Вечером мы выехали обратно и в Копенгагене сразу принялись за укладку и переезд в Снеккерстен. Перед описанием нашей жизни в Снеккерстене упомяну еще про двух старых дев, живших вместе с Катей в Dameh?tel – графинь Путятиных, дочерей известного адмирала, командира эскадры, в которой плыл фрегат «Паллада». Лучшими своими переживаниями они считали эпоху коронации 1883 г., когда одна из них была свитной фрейлиной великой княгини Марии Павловны (фрейлинами были обе). Теперь они очень бедствовали, ибо лишились всяких источников существования. Из России с начала войны им раньше помогал родственник – Казалет, владелец знаменитого «Мюр и Мерилиза», личные же их средства были арестованы в Германии, где они до войны жили в Дрездене. Теперь они всячески старались освободить из России единственную их привязанность, племянницу, девушку лет 20. Следующей зимой она к ним и приехала, но через неделю после приезда сошла с ума без надежды на выздоровление. Позднее Казалет перевез обеих старушек в Англию.

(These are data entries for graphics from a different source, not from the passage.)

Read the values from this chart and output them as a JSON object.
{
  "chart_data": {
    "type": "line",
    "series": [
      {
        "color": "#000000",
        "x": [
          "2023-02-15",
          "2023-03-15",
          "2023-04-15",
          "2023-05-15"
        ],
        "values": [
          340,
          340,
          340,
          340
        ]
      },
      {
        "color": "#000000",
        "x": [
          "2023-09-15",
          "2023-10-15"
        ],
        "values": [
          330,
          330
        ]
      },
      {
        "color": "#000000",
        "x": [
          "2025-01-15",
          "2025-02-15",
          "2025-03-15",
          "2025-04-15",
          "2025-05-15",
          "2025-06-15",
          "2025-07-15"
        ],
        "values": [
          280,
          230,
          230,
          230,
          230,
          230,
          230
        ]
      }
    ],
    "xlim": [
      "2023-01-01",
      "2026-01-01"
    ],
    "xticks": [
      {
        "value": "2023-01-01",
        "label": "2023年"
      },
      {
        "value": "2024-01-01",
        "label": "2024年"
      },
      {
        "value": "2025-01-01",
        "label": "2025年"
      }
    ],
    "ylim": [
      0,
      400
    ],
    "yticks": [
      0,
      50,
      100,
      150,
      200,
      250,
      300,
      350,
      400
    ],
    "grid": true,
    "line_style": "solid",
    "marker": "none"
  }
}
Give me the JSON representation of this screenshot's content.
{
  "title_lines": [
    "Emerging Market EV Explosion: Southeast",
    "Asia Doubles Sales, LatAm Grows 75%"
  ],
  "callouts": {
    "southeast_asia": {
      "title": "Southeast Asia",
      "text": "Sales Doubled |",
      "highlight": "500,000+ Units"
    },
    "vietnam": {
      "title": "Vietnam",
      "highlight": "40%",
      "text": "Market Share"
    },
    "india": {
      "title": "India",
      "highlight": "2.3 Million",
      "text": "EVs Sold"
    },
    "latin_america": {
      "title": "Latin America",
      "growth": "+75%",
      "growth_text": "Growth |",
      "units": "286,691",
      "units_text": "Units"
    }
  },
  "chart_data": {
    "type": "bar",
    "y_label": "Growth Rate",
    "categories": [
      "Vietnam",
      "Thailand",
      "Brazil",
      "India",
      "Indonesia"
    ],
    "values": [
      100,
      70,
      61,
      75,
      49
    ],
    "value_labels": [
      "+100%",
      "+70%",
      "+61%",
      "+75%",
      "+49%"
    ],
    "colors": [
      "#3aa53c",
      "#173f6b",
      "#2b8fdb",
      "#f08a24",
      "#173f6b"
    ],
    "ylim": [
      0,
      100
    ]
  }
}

В Снеккерстене мы прожили с 1 мая по 15 сентября. Лето было в общем удачное, хотя в начале и конце нашего житья на даче и было холодно. Дачка у нас была прелестная, чистенькая, с небольшим садиком. Была в ней вода, газ, электричество и телефон, по которому можно было говорить в мирное время не только со всей Данией, но и со Швецией, Норвегией и Германией. Единственным недостатком было отсутствие ванны, вследствие чего для омовений нам приходилось ездить в Гельсингер, где в общественных банях, кроме душей, было и две сидячих ванны. Правда, и те и другие были всегда свободны, и это в городе с шестью тысячами жителей и при условии, что для экономии угля все частные ванны были запечатаны. Наша дача принадлежала судовому механику, который почти все время плавал, дома же оставалась его жена с девочкой. Простые совсем люди, они имели пианино и столовое серебро, словом жили так, как у нас немногие средние чиновники в уездных городах.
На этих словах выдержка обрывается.